L’industrialisation accélérée de ces campagnes a entraîné une tripotée de problèmes urbains en Amérique rurale. Alors que ses détracteurs se plaignent généralement de la pollution de l’air et de l’eau potable, du gaz des marais et des substances cancérogènes, ces opérations de forage ont également provoqué une augmentation de la prostitution, des affaires de crimes sexuels et du trafic de méthamphétamine.

« Il doit y avoir 80 mecs pour chaque femme », m’a affirmé un vétéran de l’industrie qui a pu assister à la prolifération récente de caravanes, de bars et de strip-clubs dans les prairies du Dakota du Nord. « Un pote à moi a ramené sa femme ici. S’il a le malheur de tourner le dos pendant qu’ils font leurs courses, plein de mecs se mettent à l’aborder. »

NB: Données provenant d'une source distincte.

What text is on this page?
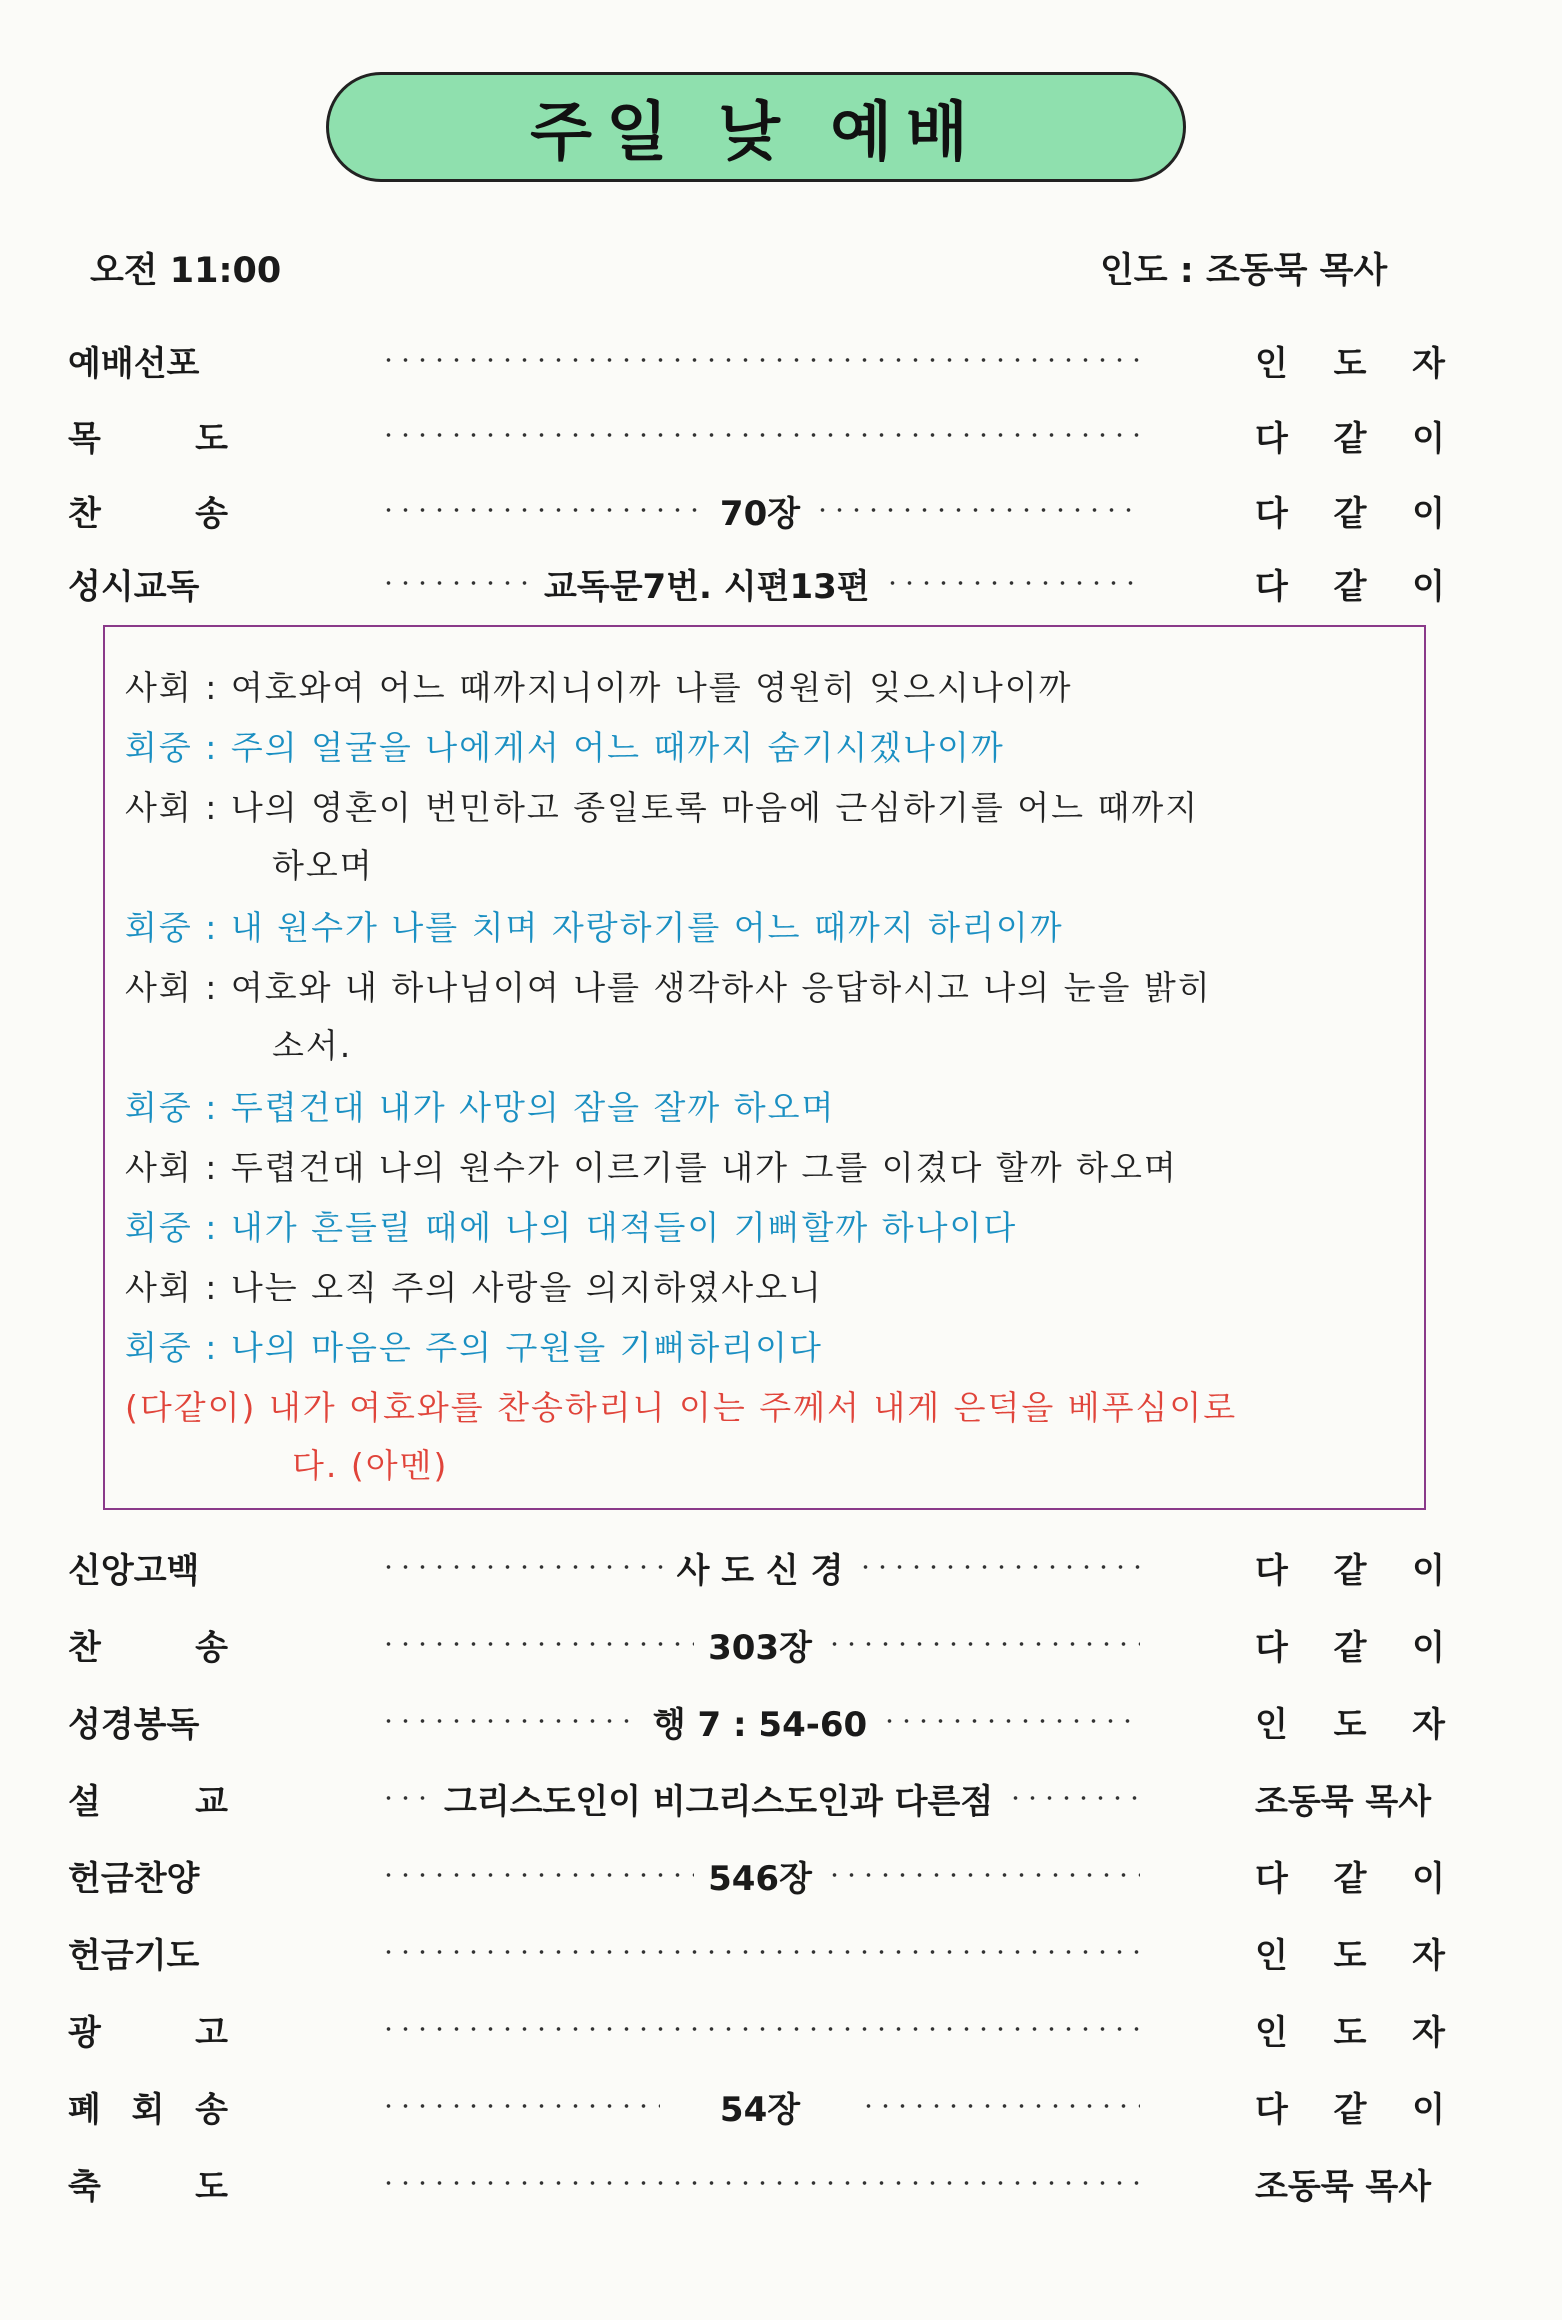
주일 낮 예배
오전 11:00	인도 : 조동묵 목사
예배선포	인 도 자
목	도	다 같 이
찬	송	70장	다 같 이
성시교독	교독문7번. 시편13편	다 같 이
사회 : 여호와여 어느 때까지니이까 나를 영원히 잊으시나이까
회중 : 주의 얼굴을 나에게서 어느 때까지 숨기시겠나이까
사회 : 나의 영혼이 번민하고 종일토록 마음에 근심하기를 어느 때까지
하오며
회중 : 내 원수가 나를 치며 자랑하기를 어느 때까지 하리이까
사회 : 여호와 내 하나님이여 나를 생각하사 응답하시고 나의 눈을 밝히
소서.
회중 : 두렵건대 내가 사망의 잠을 잘까 하오며
사회 : 두렵건대 나의 원수가 이르기를 내가 그를 이겼다 할까 하오며
회중 : 내가 흔들릴 때에 나의 대적들이 기뻐할까 하나이다
사회 : 나는 오직 주의 사랑을 의지하였사오니
회중 : 나의 마음은 주의 구원을 기뻐하리이다
(다같이) 내가 여호와를 찬송하리니 이는 주께서 내게 은덕을 베푸심이로
다. (아멘)
신앙고백	사 도 신 경	다 같 이
찬	송	303장	다 같 이
성경봉독	행 7 : 54-60	인 도 자
설	교	그리스도인이 비그리스도인과 다른점	조동묵 목사
헌금찬양	546장	다 같 이
헌금기도	인 도 자
광	고	인 도 자
폐 회 송	54장	다 같 이
축	도	조동묵 목사
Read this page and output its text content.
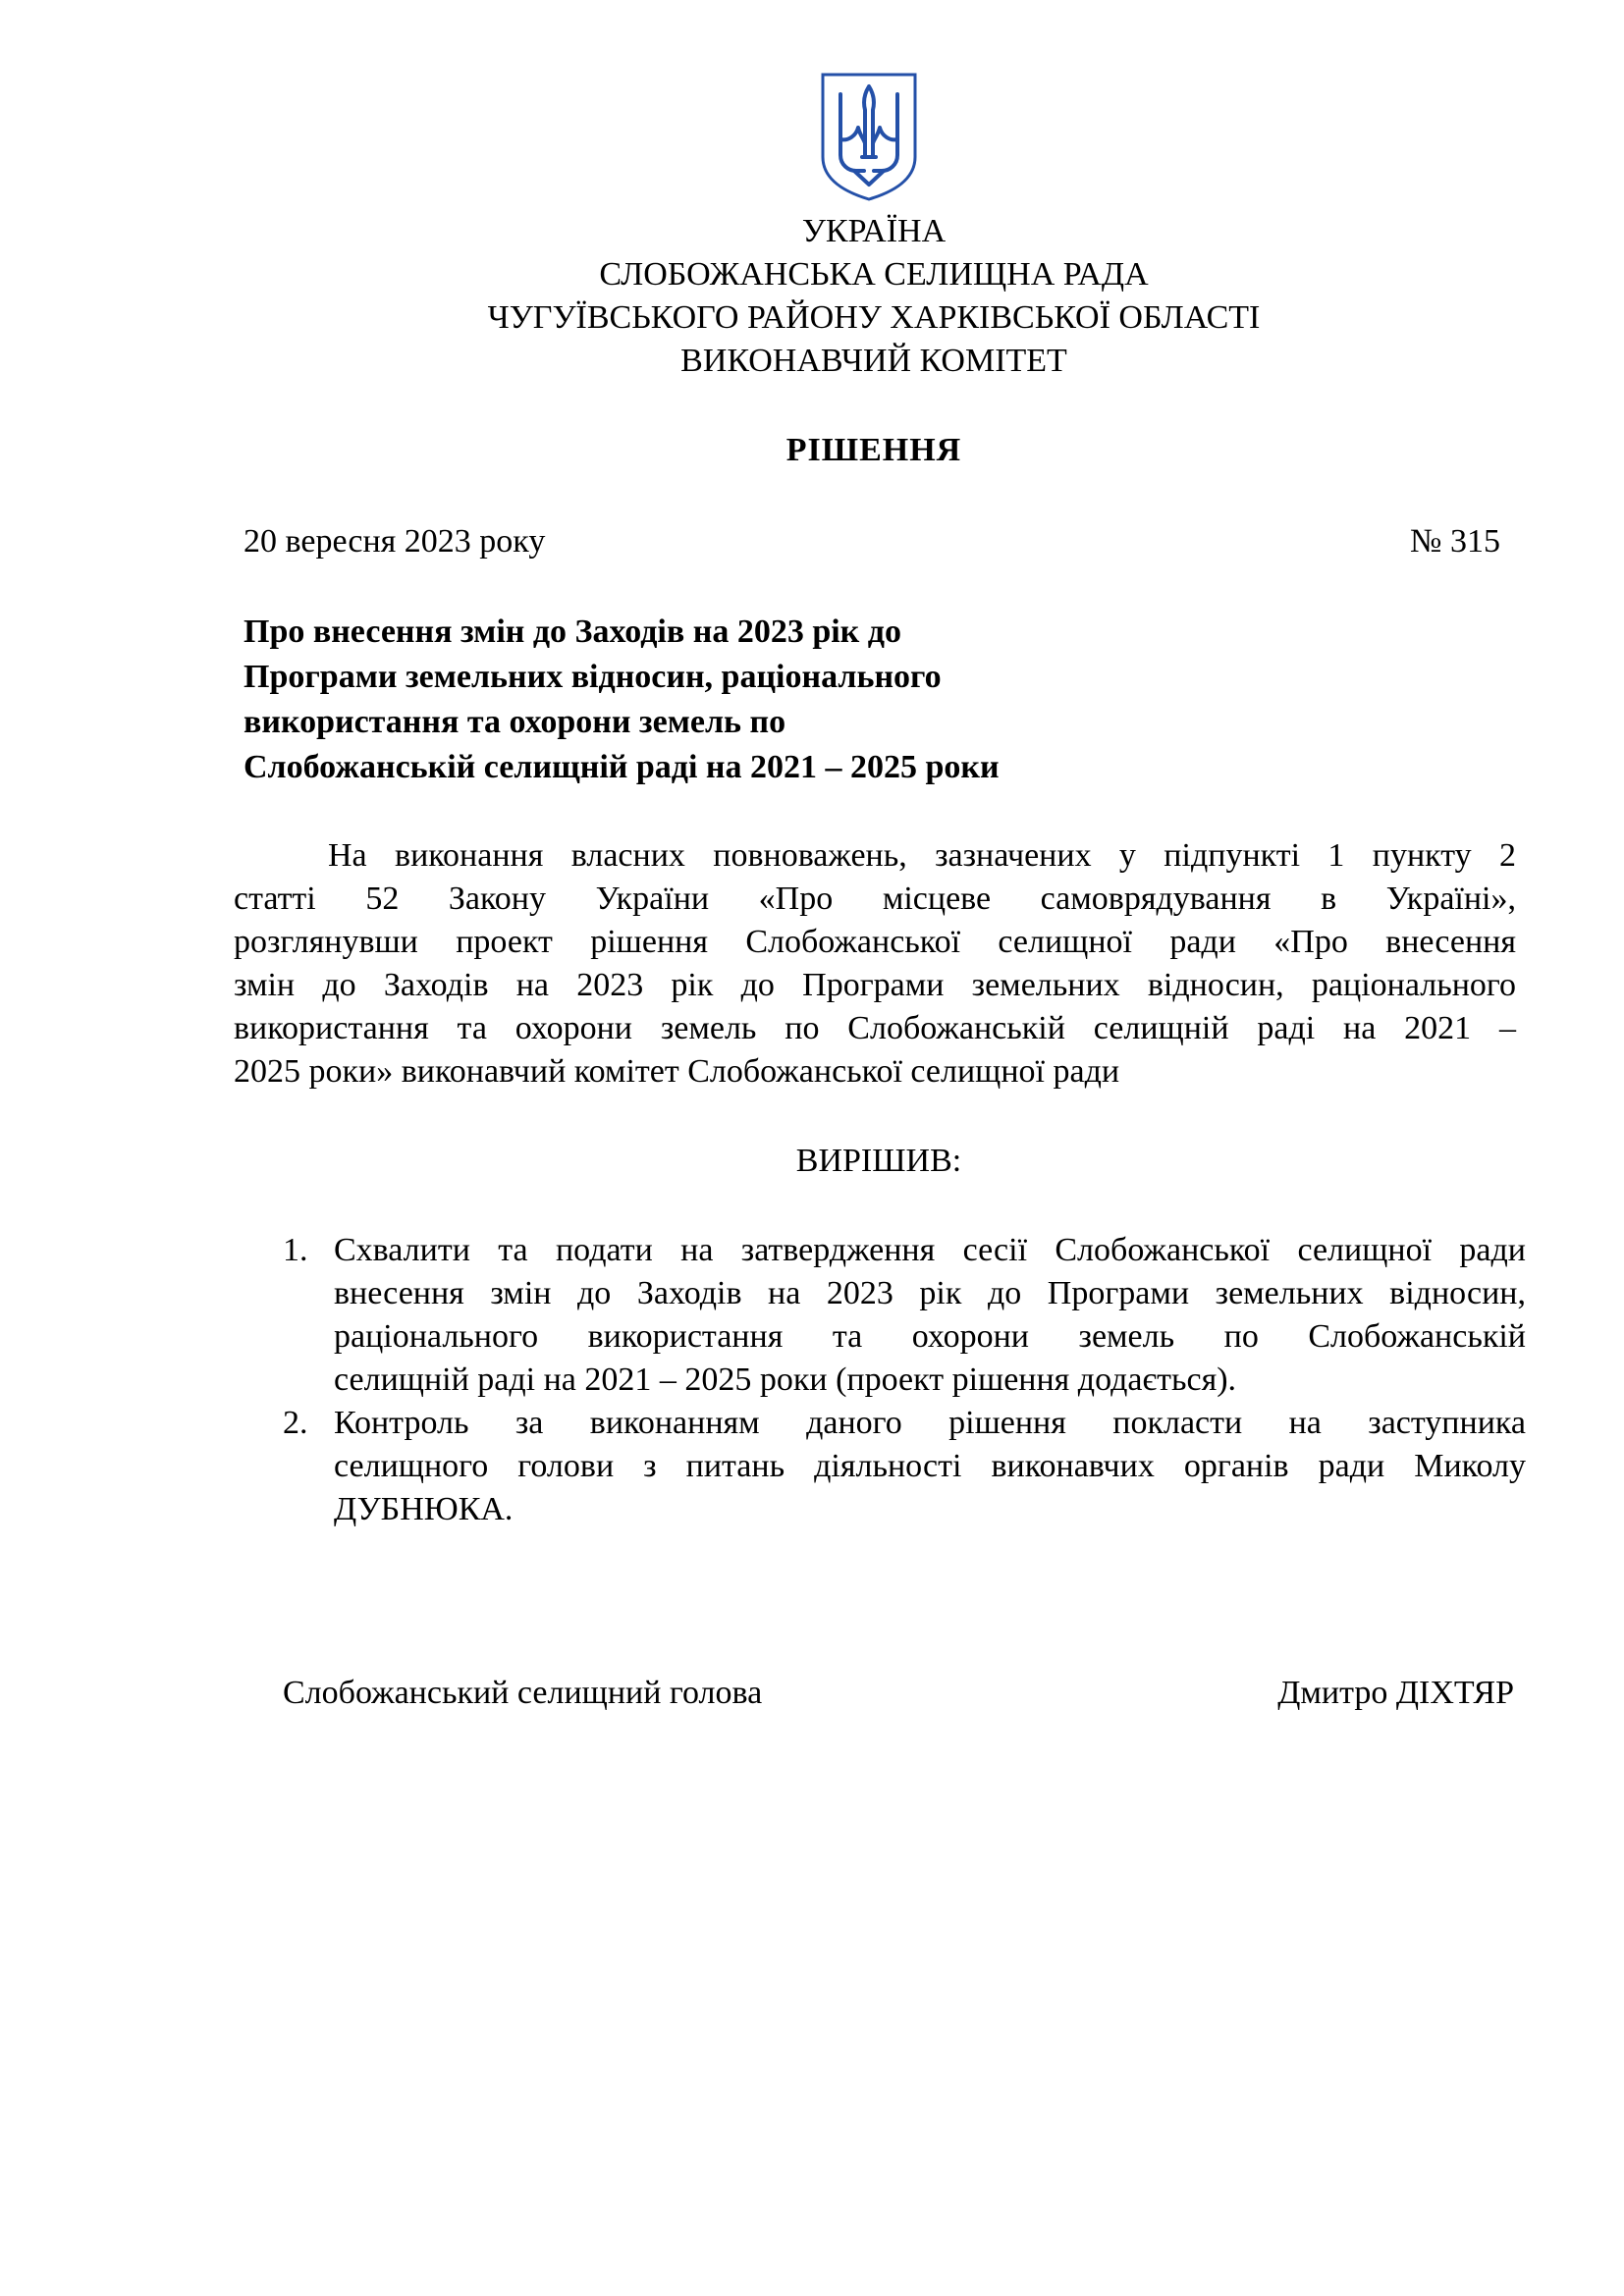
УКРАЇНА
СЛОБОЖАНСЬКА СЕЛИЩНА РАДА
ЧУГУЇВСЬКОГО РАЙОНУ ХАРКІВСЬКОЇ ОБЛАСТІ
ВИКОНАВЧИЙ КОМІТЕТ
РІШЕННЯ
20 вересня 2023 року	№ 315
Про внесення змін до Заходів на 2023 рік до
Програми земельних відносин, раціонального
використання та охорони земель по
Слобожанській селищній раді на 2021 – 2025 роки
На виконання власних повноважень, зазначених у підпункті 1 пункту 2
статті 52 Закону України «Про місцеве самоврядування в Україні»,
розглянувши проект рішення Слобожанської селищної ради «Про внесення
змін до Заходів на 2023 рік до Програми земельних відносин, раціонального
використання та охорони земель по Слобожанській селищній раді на 2021 –
2025 роки» виконавчий комітет Слобожанської селищної ради
ВИРІШИВ:
1. Схвалити та подати на затвердження сесії Слобожанської селищної ради
внесення змін до Заходів на 2023 рік до Програми земельних відносин,
раціонального використання та охорони земель по Слобожанській
селищній раді на 2021 – 2025 роки (проект рішення додається).
2. Контроль за виконанням даного рішення покласти на заступника
селищного голови з питань діяльності виконавчих органів ради Миколу
ДУБНЮКА.
Слобожанський селищний голова	Дмитро ДІХТЯР
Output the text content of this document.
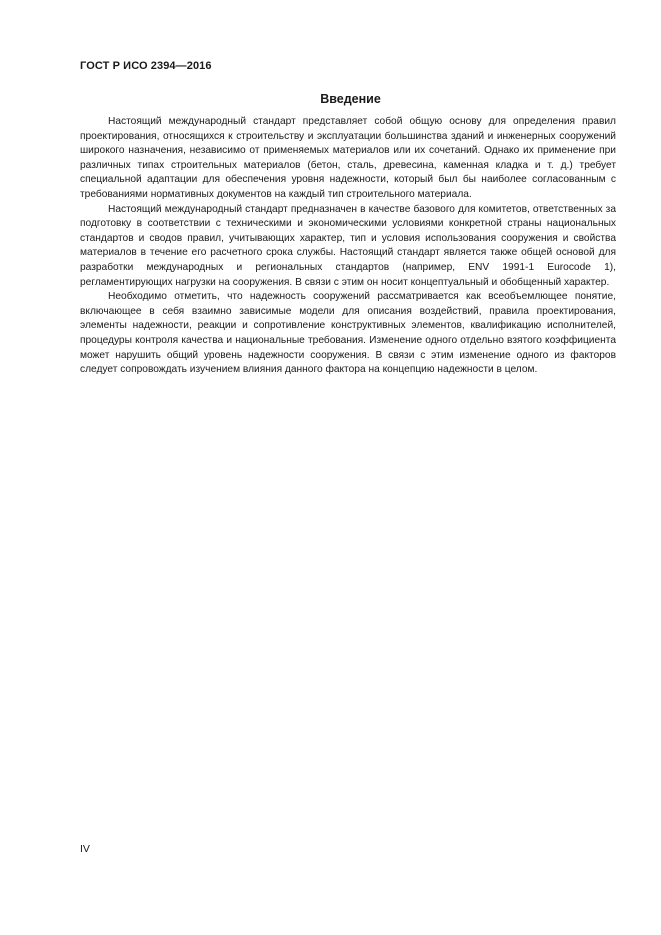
ГОСТ Р ИСО 2394—2016
Введение

Настоящий международный стандарт представляет собой общую основу для определения правил проектирования, относящихся к строительству и эксплуатации большинства зданий и инженерных сооружений широкого назначения, независимо от применяемых материалов или их сочетаний. Однако их применение при различных типах строительных материалов (бетон, сталь, древесина, каменная кладка и т. д.) требует специальной адаптации для обеспечения уровня надежности, который был бы наиболее согласованным с требованиями нормативных документов на каждый тип строительного материала.

Настоящий международный стандарт предназначен в качестве базового для комитетов, ответственных за подготовку в соответствии с техническими и экономическими условиями конкретной страны национальных стандартов и сводов правил, учитывающих характер, тип и условия использования сооружения и свойства материалов в течение его расчетного срока службы. Настоящий стандарт является также общей основой для разработки международных и региональных стандартов (например, ENV 1991-1 Eurocode 1), регламентирующих нагрузки на сооружения. В связи с этим он носит концептуальный и обобщенный характер.

Необходимо отметить, что надежность сооружений рассматривается как всеобъемлющее понятие, включающее в себя взаимно зависимые модели для описания воздействий, правила проектирования, элементы надежности, реакции и сопротивление конструктивных элементов, квалификацию исполнителей, процедуры контроля качества и национальные требования. Изменение одного отдельно взятого коэффициента может нарушить общий уровень надежности сооружения. В связи с этим изменение одного из факторов следует сопровождать изучением влияния данного фактора на концепцию надежности в целом.

IV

Afin de pallier la pénurie de logement pour les travailleurs de passage, des unités  de logements sociaux – qu’on appelle « camps pour hommes » – sont apparus un peu partout dans des centres de population autrefois très calmes. Vous avez 7,6 fois plus de chances de mourir sur une tour de forage que dans n’importe quelle industrie, donc c’est assez compréhensible que les ouvriers veuillent relâcher la pression dès que leur paie tombe. Malheureusement pour les petites villes, ces ouvriers ont une vision très débauchée du repos.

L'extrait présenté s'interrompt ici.